In contrast, fellow retailer JB-Hifi (+7.8%) continued the post-election rally it has seen in its share price (with investors banking on tax cuts stimulating demand), after highlighting strong sales growth in Q1 of FY-20 and re-affirming its sales guidance for 2020, although demand for whitegoods has remained soft with The Good Guys showing a decline in comparable sales (-1.8%).

What was particularly unusual this week was that two more initial public offerings (IPOs) were shelved (after the failed IPO of LatitudeFinancial last week).  Safe to say equity capital markets have not been kind to KKR (part owner of Latitude) in the past weeks, with the IPO of PropertyGuru failing to get up (also part-owned by KKR).  In addition, the IPO of Singaporean online property classifieds business (another KKR holding) failed to proceed, alongside a reported “lack of appetite” for Bain Capital’s Retail Zoo (Boost Juice, Betty’s Burgers).

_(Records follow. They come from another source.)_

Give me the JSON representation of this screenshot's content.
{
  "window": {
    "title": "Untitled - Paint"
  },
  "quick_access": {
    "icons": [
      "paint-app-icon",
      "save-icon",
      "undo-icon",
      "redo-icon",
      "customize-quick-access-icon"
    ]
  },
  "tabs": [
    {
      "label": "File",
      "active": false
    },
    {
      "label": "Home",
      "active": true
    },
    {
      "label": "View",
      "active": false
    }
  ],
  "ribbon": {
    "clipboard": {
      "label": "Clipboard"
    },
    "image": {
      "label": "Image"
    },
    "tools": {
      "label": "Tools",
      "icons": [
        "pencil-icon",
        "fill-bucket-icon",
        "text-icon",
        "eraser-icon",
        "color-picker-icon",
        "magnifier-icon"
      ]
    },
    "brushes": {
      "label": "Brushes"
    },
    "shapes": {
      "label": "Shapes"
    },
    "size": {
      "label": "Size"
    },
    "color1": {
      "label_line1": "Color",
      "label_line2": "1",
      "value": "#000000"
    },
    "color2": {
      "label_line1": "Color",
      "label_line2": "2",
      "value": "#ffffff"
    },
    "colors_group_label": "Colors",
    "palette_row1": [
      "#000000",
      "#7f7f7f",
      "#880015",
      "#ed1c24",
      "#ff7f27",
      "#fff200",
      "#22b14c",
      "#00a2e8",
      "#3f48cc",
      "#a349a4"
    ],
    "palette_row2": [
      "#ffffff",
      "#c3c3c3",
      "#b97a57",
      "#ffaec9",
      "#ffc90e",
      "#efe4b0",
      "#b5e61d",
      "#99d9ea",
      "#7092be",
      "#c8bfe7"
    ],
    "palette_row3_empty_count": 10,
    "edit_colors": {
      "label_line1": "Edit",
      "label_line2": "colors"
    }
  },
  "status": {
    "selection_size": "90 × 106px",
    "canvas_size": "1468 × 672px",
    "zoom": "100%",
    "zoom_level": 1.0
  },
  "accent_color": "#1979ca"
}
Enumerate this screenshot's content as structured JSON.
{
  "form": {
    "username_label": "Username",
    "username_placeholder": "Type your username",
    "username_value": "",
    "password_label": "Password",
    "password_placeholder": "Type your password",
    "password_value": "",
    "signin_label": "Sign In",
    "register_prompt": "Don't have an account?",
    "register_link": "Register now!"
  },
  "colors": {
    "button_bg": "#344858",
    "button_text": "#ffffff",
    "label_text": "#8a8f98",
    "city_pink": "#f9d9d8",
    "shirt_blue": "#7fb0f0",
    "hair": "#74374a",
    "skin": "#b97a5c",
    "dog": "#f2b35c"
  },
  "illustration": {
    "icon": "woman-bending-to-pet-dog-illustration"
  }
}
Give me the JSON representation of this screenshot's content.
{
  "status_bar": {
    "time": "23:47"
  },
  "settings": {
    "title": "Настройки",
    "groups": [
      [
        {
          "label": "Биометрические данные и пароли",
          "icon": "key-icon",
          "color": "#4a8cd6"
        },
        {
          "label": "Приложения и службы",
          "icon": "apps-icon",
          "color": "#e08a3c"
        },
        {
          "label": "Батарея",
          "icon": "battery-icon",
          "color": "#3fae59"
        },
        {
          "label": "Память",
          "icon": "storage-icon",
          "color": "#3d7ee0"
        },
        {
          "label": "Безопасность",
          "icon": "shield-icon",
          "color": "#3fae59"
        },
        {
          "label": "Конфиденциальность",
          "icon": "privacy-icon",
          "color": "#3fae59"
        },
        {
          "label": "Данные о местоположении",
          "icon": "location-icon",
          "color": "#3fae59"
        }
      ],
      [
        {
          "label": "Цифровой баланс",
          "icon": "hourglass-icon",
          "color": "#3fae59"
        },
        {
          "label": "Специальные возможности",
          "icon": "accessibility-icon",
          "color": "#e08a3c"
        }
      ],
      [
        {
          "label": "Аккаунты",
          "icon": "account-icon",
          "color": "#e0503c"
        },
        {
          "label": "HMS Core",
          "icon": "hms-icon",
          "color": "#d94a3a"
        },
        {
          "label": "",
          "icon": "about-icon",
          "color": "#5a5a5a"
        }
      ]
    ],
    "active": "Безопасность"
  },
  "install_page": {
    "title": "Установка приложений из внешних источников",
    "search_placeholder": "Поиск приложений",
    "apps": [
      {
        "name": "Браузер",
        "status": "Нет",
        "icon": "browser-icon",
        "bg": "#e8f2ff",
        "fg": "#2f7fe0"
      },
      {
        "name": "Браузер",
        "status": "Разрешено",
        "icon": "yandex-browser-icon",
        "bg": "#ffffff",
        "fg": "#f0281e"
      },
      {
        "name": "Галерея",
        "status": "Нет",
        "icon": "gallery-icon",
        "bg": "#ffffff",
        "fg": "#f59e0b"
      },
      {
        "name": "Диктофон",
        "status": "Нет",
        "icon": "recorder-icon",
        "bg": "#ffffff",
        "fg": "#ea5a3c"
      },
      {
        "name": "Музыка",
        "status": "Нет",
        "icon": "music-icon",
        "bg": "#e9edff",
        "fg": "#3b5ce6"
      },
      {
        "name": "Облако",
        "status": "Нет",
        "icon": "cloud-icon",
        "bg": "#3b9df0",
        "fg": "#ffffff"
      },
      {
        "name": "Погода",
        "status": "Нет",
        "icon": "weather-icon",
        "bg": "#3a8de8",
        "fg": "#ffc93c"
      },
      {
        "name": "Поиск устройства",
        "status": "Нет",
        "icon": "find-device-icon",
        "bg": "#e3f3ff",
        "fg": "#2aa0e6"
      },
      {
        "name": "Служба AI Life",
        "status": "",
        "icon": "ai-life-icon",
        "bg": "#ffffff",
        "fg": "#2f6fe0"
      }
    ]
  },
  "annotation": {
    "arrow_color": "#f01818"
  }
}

Shares in WiseTech (-11.4%) reopened on Monday (post-short-seller attack and its subsequent rebuttal) and promptly fell another 10% within an hour, leading to another trading halt.  A second, much more comprehensive rebuttal issued on Wednesday led to shareholders clawing back some of the more than 20% share price fall sustained over the previous days, however, the company’s share price remains -11% below the levels previous to when J Capital’s short-selling thesis was published.

Fund outflows have continued for AMP (+4.0%), with the company’s September quarter update revealing cash outflows for its Australian Wealth management division of $1.9 bn in Q3 of 2019 (vs 1.3bn in the previous quarter).  AMP Capital, however, continued to provide some positive news, with net external cash inflows (net cashflows from sources other than internally from AMP’s wealth division) increasing by $0.8bn driven by flows into its infrastructure debt products.

In contrast, fellow wealth hub IOOF’s (3.2%) financial advice segment saw net fund inflow of $33 million (vs $119 million in the previous comparative period), with overall funds under management, advice and administration increasing by 3.1% to $4.2 billion.

Lastly, telecommunication provider Amaysim’s (+12.9%) shareholders provided a pertinent reminder that incentives matter.  The company’s share price jumped by 15% on Tuesday after it announced a revised remuneration structure. The new structure will see key management personnel forego rather short-term incentives (up to 75% of their base salary) in exchange for a base salary increase of around 22% and performance rights under the company’s Long-Term Incentive Plan.